17STORIE BAOBAB image1FF

L’ordine di sgombero è partito verso mezzogiorno, gli agenti in tenuta antisommossa hanno sollevato di peso i volontari che si erano sdraiati a terra, spinto fuori quelli che avevano alzato le mani, rinunciando a fare resistenza.

«La Regione ora promette di intervenire in tempi brevi. Ci ha chiesto di riproporre un progetto facendolo firmare alle associazioni. Pensiamo che il nostro obiettivo e quello delle istituzioni sia comune – dicono gli attivisti del Baobab – recuperare uno spazio abbandonato da otto anni, garantire non una semplice assistenza, ma una completa accoglienza che coinvolga le figure professionali necessarie in ambito medico, psicologico e legale, e che abbia tra gli obiettivi la diffusione di una cultura della fratellanza, attraverso la realizzazione di un museo della migrazione. Gli sbarchi stanno aumentando. Il vergognoso muro che l’Austria sta costruendo al Brennero e la possibile apertura di una rotta sul mare Adriatico per i migranti bloccati ai confini greci, ci hanno fatto capire che è il momento di agire, di prepararsi in maniera lungimirante, rifiutando di dover parlare di “emergenza” per un fenomeno noto e prevedibile.

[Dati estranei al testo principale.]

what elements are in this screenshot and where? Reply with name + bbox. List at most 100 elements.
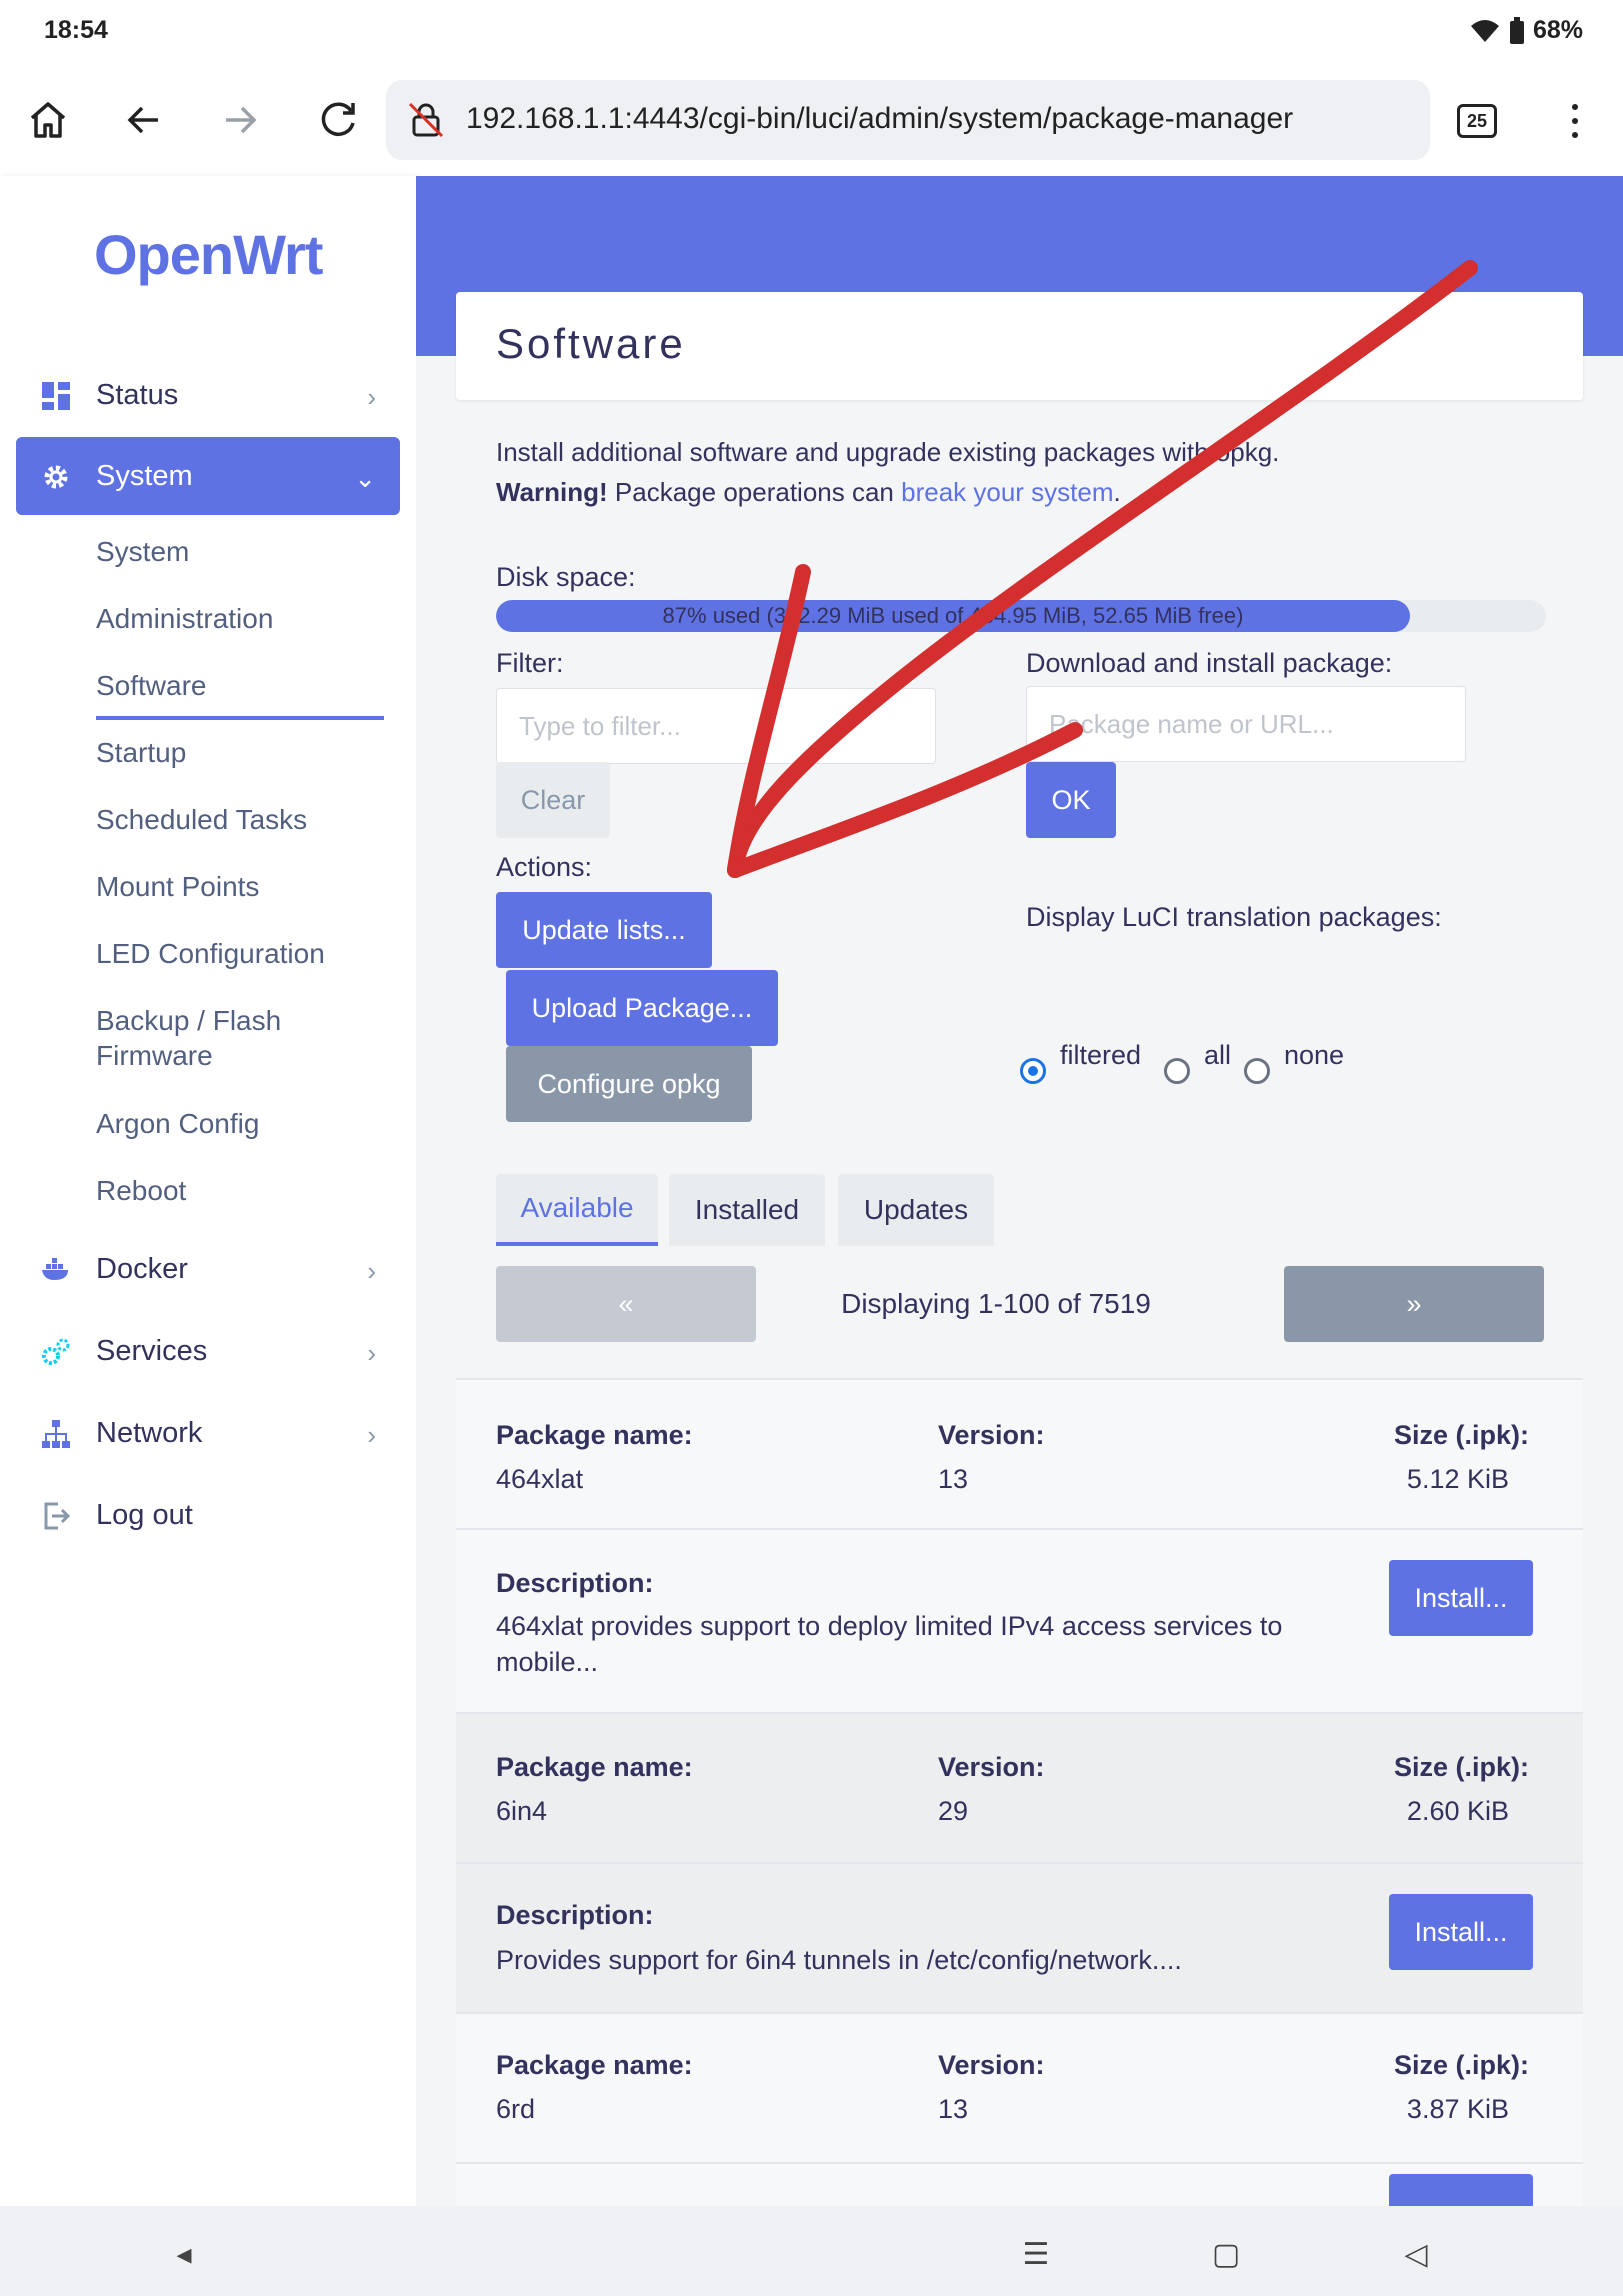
- warning-text: Package operations can: [607, 477, 902, 507]
- tab-switcher-button[interactable]: 25: [1457, 104, 1497, 138]
- nav-item-network[interactable]: Network ›: [16, 1394, 400, 1472]
- disk-space-text: 87% used (382.29 MiB used of 434.95 MiB,…: [662, 603, 1244, 628]
- install-button[interactable]: Install...: [1389, 1560, 1533, 1636]
- back-icon[interactable]: [116, 92, 172, 148]
- subnav-backup-line1: Backup / Flash: [96, 1005, 282, 1036]
- battery-percent: 68%: [1532, 16, 1583, 44]
- tab-installed[interactable]: Installed: [669, 1174, 825, 1246]
- table-row: Package name: Version: Size (.ipk): 464x…: [456, 1378, 1583, 1528]
- recent-apps-icon[interactable]: ☰: [1018, 2236, 1054, 2272]
- radio-filtered-label: filtered: [1060, 1040, 1142, 1070]
- update-lists-button[interactable]: Update lists...: [496, 892, 712, 968]
- disk-space-bar: 87% used (382.29 MiB used of 434.95 MiB,…: [496, 600, 1546, 632]
- warning-line: Warning! Package operations can break yo…: [496, 472, 1576, 512]
- clear-button[interactable]: Clear: [496, 762, 610, 838]
- nav-back-icon[interactable]: ◁: [1398, 2236, 1434, 2272]
- filter-input[interactable]: Type to filter...: [496, 688, 936, 764]
- table-row: [456, 2162, 1583, 2206]
- configure-opkg-button[interactable]: Configure opkg: [506, 1046, 752, 1122]
- package-url-input[interactable]: Package name or URL...: [1026, 686, 1466, 762]
- dashboard-icon: [42, 382, 70, 410]
- page-title-card: Software: [456, 292, 1583, 400]
- browser-toolbar: 192.168.1.1:4443/cgi-bin/luci/admin/syst…: [0, 64, 1623, 176]
- size-header: Size (.ipk):: [1393, 1420, 1529, 1450]
- browser-menu-icon[interactable]: [1560, 100, 1590, 144]
- subnav-reboot[interactable]: Reboot: [96, 1173, 186, 1208]
- nav-back-small-icon[interactable]: ◂: [166, 2236, 202, 2272]
- radio-none[interactable]: [1244, 1058, 1270, 1084]
- actions-label: Actions:: [496, 852, 593, 882]
- subnav-administration[interactable]: Administration: [96, 601, 273, 636]
- nav-label-status: Status: [96, 378, 179, 411]
- active-subnav-indicator: [96, 716, 384, 720]
- package-size: 3.87 KiB: [1406, 2094, 1509, 2124]
- install-button[interactable]: Install...: [1389, 1894, 1533, 1970]
- address-bar[interactable]: 192.168.1.1:4443/cgi-bin/luci/admin/syst…: [386, 80, 1430, 160]
- radio-none-label: none: [1284, 1040, 1345, 1070]
- package-description: 464xlat provides support to deploy limit…: [496, 1611, 1283, 1677]
- subnav-mount-points[interactable]: Mount Points: [96, 869, 259, 904]
- break-system-link[interactable]: break your system: [901, 477, 1113, 507]
- nav-label-logout: Log out: [96, 1498, 193, 1531]
- nav-item-logout[interactable]: Log out: [16, 1476, 400, 1554]
- subnav-software[interactable]: Software: [96, 668, 207, 703]
- name-header: Package name:: [496, 2050, 693, 2080]
- battery-icon: [1509, 16, 1524, 44]
- package-version: 13: [938, 1464, 969, 1494]
- subnav-backup-flash[interactable]: Backup / Flash Firmware: [96, 1003, 281, 1073]
- package-name: 464xlat: [496, 1464, 584, 1494]
- upload-package-button[interactable]: Upload Package...: [506, 970, 778, 1046]
- nav-item-services[interactable]: Services ›: [16, 1312, 400, 1390]
- size-header: Size (.ipk):: [1393, 1752, 1529, 1782]
- logout-icon: [44, 1502, 71, 1530]
- reload-icon[interactable]: [310, 92, 366, 148]
- home-nav-icon[interactable]: ▢: [1208, 2236, 1244, 2272]
- home-icon[interactable]: [20, 92, 76, 148]
- nav-item-status[interactable]: Status ›: [16, 356, 400, 434]
- status-time: 18:54: [44, 16, 108, 44]
- next-page-button[interactable]: »: [1284, 1266, 1544, 1342]
- version-header: Version:: [938, 2050, 1045, 2080]
- page-title: Software: [496, 320, 686, 367]
- tab-updates[interactable]: Updates: [838, 1174, 994, 1246]
- install-button[interactable]: [1389, 2174, 1533, 2206]
- translation-label: Display LuCI translation packages:: [1026, 902, 1442, 932]
- filter-label: Filter:: [496, 648, 564, 678]
- nav-label-docker: Docker: [96, 1252, 188, 1285]
- intro-text: Install additional software and upgrade …: [496, 432, 1576, 512]
- forward-icon[interactable]: [212, 92, 268, 148]
- description-header: Description:: [496, 1568, 654, 1598]
- system-nav-bar: ◂ ☰ ▢ ◁: [0, 2206, 1623, 2296]
- table-row: Description: 464xlat provides support to…: [456, 1528, 1583, 1712]
- package-version: 29: [938, 1796, 969, 1826]
- radio-all[interactable]: [1164, 1058, 1190, 1084]
- services-icon: [42, 1338, 70, 1365]
- subnav-argon-config[interactable]: Argon Config: [96, 1106, 259, 1141]
- radio-filtered[interactable]: [1020, 1058, 1046, 1084]
- table-row: Description: Provides support for 6in4 t…: [456, 1862, 1583, 2012]
- package-name: 6in4: [496, 1796, 548, 1826]
- nav-item-system[interactable]: System ⌄: [16, 437, 400, 515]
- version-header: Version:: [938, 1420, 1045, 1450]
- wifi-icon: [1470, 19, 1499, 42]
- subnav-startup[interactable]: Startup: [96, 735, 186, 770]
- radio-all-label: all: [1204, 1040, 1232, 1070]
- table-row: Package name: Version: Size (.ipk): 6rd …: [456, 2012, 1583, 2162]
- status-bar: 18:54 68%: [0, 0, 1623, 64]
- ok-button[interactable]: OK: [1026, 762, 1116, 838]
- insecure-lock-icon: [408, 102, 444, 138]
- network-icon: [42, 1420, 70, 1448]
- gear-icon: [44, 465, 68, 489]
- tab-available[interactable]: Available: [496, 1174, 658, 1246]
- nav-item-docker[interactable]: Docker ›: [16, 1230, 400, 1308]
- package-version: 13: [938, 2094, 969, 2124]
- subnav-scheduled-tasks[interactable]: Scheduled Tasks: [96, 802, 307, 837]
- subnav-system[interactable]: System: [96, 534, 189, 569]
- prev-page-button[interactable]: «: [496, 1266, 756, 1342]
- chevron-right-icon: ›: [367, 1338, 376, 1368]
- chevron-down-icon: ⌄: [354, 463, 376, 493]
- subnav-led-configuration[interactable]: LED Configuration: [96, 936, 325, 971]
- package-description: Provides support for 6in4 tunnels in /et…: [496, 1945, 1182, 1975]
- warning-end: .: [1113, 477, 1121, 507]
- version-header: Version:: [938, 1752, 1045, 1782]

Gli attivisti lanciano un appello alla cittadinanza di Roma: «L’esperienza Baobab ci ha insegnato che tanto più l’accoglienza è condivisa con il quartiere e la cittadinanza, tanto più si costituiscono le basi per la convivenza e lo scambio reciproco. Per questo invitiamo le cittadine e i cittadini a raggiungerci al gazebo di via Cupa fin da subito e aiutarci a costruire uno spazio di vera integrazione e condivisione».